Some Michigan hunters are just learning today that they won’t be able to bag as many deer this year as they have in the past.
Firearms deer season begins tomorrow. The day before the start of firearms deer season is usually the busiest day at retailers who sell hunting licenses.
The state has reduced the number of antlerless deer licenses because of a viral disease, known as Epizootic Hemorrhagic Disease or EHD. The disease has been present in Michigan for decades. But this year, weather conditions led to an unusually early outbreak of the disease. State officials have confirmed more than 13 thousand Michigan deer in more than 30 counties have died of EHD.
Russ Mason is the state Wildlife Division Chief. He says many hunters don’t know much about the disease, which may have killed as many as 50 thousand deer this fall.

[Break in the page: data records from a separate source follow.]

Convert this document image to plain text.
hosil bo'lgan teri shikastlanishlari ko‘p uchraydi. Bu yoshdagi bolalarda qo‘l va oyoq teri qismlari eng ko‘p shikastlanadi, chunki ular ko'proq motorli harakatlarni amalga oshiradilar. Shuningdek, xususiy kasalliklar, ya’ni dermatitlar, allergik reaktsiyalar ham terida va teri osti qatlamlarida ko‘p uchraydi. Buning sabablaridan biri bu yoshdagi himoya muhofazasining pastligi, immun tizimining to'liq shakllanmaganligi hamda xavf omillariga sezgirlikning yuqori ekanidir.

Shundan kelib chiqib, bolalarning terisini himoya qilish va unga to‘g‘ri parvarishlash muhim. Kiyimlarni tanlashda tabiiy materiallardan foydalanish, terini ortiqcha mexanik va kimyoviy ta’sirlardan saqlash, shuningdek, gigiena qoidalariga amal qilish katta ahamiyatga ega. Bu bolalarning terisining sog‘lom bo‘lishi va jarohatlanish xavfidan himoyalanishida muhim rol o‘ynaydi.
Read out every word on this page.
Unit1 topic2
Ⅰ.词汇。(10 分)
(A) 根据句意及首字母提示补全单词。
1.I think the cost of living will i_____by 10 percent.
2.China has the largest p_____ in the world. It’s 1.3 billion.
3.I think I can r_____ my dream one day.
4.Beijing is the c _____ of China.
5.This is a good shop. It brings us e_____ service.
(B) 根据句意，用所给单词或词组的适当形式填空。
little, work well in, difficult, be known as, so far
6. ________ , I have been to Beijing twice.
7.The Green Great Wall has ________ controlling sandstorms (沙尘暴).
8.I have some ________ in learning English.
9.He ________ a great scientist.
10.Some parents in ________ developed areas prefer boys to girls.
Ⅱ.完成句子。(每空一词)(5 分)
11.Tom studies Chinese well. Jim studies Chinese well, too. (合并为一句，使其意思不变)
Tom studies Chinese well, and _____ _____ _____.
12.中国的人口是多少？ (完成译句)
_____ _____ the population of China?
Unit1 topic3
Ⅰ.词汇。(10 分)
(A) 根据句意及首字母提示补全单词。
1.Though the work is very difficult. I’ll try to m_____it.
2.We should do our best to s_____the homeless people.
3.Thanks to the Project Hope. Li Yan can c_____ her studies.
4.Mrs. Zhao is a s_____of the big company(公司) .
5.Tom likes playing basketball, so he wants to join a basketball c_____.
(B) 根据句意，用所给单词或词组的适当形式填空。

“The reason for that is the outbreak was in western and central lower peninsula…not the east,” says Mason, “Guys on the east side …..they got no idea what’s going on…because it hasn’t gotten a lot of coverage. Guys in the central and western lower peninsula pretty acutely aware.”
Last week, state officials decided to cut in half the number of permits hunters could get. Mason says the hope is, by taking fewer does this year, hunters can help southern Michigan’s depleted deer herds rebound from the outbreak.
Deer hunting is a half-billion dollar industry in Michigan.
Mason doesn't think the deer deaths or the reduction in hunting permits will have a big effect on the industry.